# Chapter 2. An Array of Sequences
---
## ToC

[When a List Is Not the Answer](#when-a-list-is-not-the-answer)

1. [Arrays](#arrays)  
2. [Memory Views](#memory-views)
3. [NumPy](#numpy)
---

## When a List Is Not the Answer

The `list` type is flexible and easy to use, but depending on specific requirements,
there are better options. For example, an `array` saves a lot of memory when you need
to handle millions of floating-point values. On the other hand, if you are constantly
adding and removing items from opposite ends of a list, it’s good to know that a
`deque` (double-ended queue) is a more efficient FIFO data structure.

![Figure 29](https://raw.githubusercontent.com/berserkhmdvhb/Training-Python/main/figures/Part_I/29.PNG)

### Arrays

If a list only contains numbers, an `array.array` is a more efficient replacement. Arrays support all mutable sequence operations (including `.pop`, `.insert`, and `.extend`), as well as additional methods for fast loading and saving, such as `.frombytes` and `.tofile`. An array of float values does not hold full-fledged float instances, but only the packed bytes representing their machine values—similar to an array of double in the C language

### Summary of Key Differences

| Feature         | Tuple                        | array.array / numpy.array         |
|----------------|------------------------------|-----------------------------------|
| Type flexibility | Heterogeneous                 | Homogeneous (fixed type)          |
| Memory layout   | Pointers to PyObjects         | Raw contiguous memory             |
| Performance     | Slower for numeric ops        | Fast for numeric operations       |
| Mutability      | Immutable (tuple)             | Mutable                           |
| Use cases       | General-purpose grouping      | Efficient numeric storage/computing |

For more details on the memory layout differences, visit [Array VS Tuple](https://github.com/berserkhmdvhb/Training-Python/blob/main/src/Part_I/Chapter_2_ArrayOfSequences/ArrayVSTuple.md)

In [1]:
import sys
import array
import numpy as np

# Mixed-type tuple
t = (1, 'a', 3.14)
print("TUPLE:")
print(f"Total size of tuple: {sys.getsizeof(t)} bytes")
for i, item in enumerate(t):
    print(f"  Element {i}: value={item}, id={id(item)}, size={sys.getsizeof(item)} bytes")

TUPLE:
Total size of tuple: 64 bytes
  Element 0: value=1, id=140717557146536, size=28 bytes
  Element 1: value=a, id=140717557211056, size=42 bytes
  Element 2: value=3.14, id=2449950598896, size=24 bytes


In [2]:
# Integer array.array
a = array.array('i', [1, 2, 3])
print("\nARRAY.ARRAY:")
print(f"Total size of array.array: {sys.getsizeof(a)} bytes")
for i, item in enumerate(a):
    print(f"  Element {i}: value={item}")


ARRAY.ARRAY:
Total size of array.array: 92 bytes
  Element 0: value=1
  Element 1: value=2
  Element 2: value=3


In [3]:
# NumPy array
n = np.array([1, 2, 3], dtype=np.int32)
print("\nNUMPY.ARRAY:")
print(f"Total size of numpy.array: {n.nbytes} bytes (data only)")
print(f"Total size including metadata: {sys.getsizeof(n)} bytes")
for i, item in enumerate(n):
    address = n.ctypes.data + i * n.itemsize
    print(f"  Element {i}: value={item}, address offset={address}")


NUMPY.ARRAY:
Total size of numpy.array: 12 bytes (data only)
Total size including metadata: 124 bytes
  Element 0: value=1, address offset=2449954772880
  Element 1: value=2, address offset=2449954772884
  Element 2: value=3, address offset=2449954772888


When creating an array, you provide a typecode, a letter to determine the underlying C
type used to store each item in the array.

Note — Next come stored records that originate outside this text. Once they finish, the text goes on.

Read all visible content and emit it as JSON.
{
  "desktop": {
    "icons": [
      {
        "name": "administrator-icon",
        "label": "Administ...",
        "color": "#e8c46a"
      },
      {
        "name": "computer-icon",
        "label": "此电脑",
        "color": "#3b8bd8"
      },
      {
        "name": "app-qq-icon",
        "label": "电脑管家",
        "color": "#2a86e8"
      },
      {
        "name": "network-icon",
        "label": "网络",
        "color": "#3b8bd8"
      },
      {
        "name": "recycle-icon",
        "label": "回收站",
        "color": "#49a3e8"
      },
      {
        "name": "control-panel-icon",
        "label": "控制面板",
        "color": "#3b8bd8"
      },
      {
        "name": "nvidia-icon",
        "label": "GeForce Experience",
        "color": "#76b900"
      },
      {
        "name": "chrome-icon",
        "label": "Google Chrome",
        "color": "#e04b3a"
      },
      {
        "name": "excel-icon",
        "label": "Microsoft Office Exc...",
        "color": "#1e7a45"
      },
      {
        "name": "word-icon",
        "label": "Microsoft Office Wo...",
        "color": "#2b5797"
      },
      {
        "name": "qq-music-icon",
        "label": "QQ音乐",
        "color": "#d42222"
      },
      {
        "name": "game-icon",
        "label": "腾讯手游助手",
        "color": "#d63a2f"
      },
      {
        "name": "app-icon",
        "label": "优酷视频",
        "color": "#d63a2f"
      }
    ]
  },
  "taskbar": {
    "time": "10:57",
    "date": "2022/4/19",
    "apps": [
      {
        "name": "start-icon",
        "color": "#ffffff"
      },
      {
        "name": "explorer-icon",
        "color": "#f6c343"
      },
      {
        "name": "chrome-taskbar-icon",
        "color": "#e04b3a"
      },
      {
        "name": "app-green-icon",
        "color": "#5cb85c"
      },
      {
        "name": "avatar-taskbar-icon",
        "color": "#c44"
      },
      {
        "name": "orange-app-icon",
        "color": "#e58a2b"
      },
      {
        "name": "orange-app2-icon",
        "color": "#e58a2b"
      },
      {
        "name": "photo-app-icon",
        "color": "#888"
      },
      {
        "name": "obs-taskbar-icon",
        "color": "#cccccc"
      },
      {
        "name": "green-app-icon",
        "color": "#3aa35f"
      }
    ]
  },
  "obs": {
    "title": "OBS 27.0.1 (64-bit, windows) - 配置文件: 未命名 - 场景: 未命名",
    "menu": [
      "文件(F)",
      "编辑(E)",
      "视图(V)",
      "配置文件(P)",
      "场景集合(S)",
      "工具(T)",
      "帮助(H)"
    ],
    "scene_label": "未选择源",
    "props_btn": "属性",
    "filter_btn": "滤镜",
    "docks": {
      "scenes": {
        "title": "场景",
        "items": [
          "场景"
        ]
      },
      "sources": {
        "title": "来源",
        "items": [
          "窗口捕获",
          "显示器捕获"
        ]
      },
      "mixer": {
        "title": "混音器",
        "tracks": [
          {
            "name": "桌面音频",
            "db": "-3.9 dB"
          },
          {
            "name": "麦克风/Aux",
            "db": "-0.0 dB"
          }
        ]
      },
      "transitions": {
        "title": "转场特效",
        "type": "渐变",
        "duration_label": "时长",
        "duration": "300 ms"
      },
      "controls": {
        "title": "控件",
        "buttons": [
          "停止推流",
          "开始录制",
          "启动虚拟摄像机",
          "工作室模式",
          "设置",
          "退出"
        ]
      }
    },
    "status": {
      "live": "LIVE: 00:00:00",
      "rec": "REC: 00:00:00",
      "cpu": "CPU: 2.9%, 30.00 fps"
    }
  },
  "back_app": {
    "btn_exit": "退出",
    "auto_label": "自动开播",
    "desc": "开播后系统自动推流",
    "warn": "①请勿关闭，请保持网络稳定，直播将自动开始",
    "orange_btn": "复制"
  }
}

For example, b is the typecode for what
C calls a signed char, an integer ranging from –128 to 127. If you create an
`array('b')`, then each item will be stored in a single byte and interpreted as an integer.
For large sequences of numbers, this saves a lot of memory.

More info: [Python Docs - array](https://docs.python.org/3/library/array.html)

In [4]:
array.array('b', [-128,127])

array('b', [-128, 127])

In [5]:
array.array('b', [-129,127])

OverflowError: signed char is less than minimum

In [None]:
array.array('b', [-128,128])

OverflowError: signed char is greater than maximum

**Creating, saving, and loading a large array of floats**

In [6]:
from array import array
from random import random
floats = array('d', (random() for i in range(10**7)))
floats[-1]

0.45079958731707725

In [7]:
fp = open('materials/floats.bin', 'wb')
# Save the array to a binary file.
floats.tofile(fp)
fp.close()

In [8]:
# Create an empty array of doubles.
floats2 = array('d')
fp = open('materials/floats.bin', 'rb')
# Read 10 million numbers from the binary file.
floats2.fromfile(fp, 10**7)
fp.close()
floats2[-1]

0.45079958731707725

In [9]:
# Verify that the contents of the arrays match.
floats2 == floats

True

![Figure 30](https://raw.githubusercontent.com/berserkhmdvhb/Training-Python/main/figures/Part_I/30.PNG)

![Figure 31](https://raw.githubusercontent.com/berserkhmdvhb/Training-Python/main/figures/Part_I/31.PNG)

## Memory Views

The built-in memoryview class is a shared-memory sequence type that lets you handle slices of arrays without copying bytes. It was inspired by the NumPy library. Travis Oliphant, lead author of NumPy, answers the question, ["When should a memoryview be used?"](https://fpy.li/2-17) like this:

> A memoryview is essentially a generalized NumPy array structure in Python itself
(without the math). It allows you to share memory between data-structures (things like
PIL images, SQLite databases, NumPy arrays, etc.) without first copying. This is very
important for large data sets.

Using notation similar to the `array` module, the `memoryview.cast` method lets you change the way multiple bytes are read or written as units without moving bits around. `memoryview.cast` returns yet another `memoryview` object, always sharing the same memory.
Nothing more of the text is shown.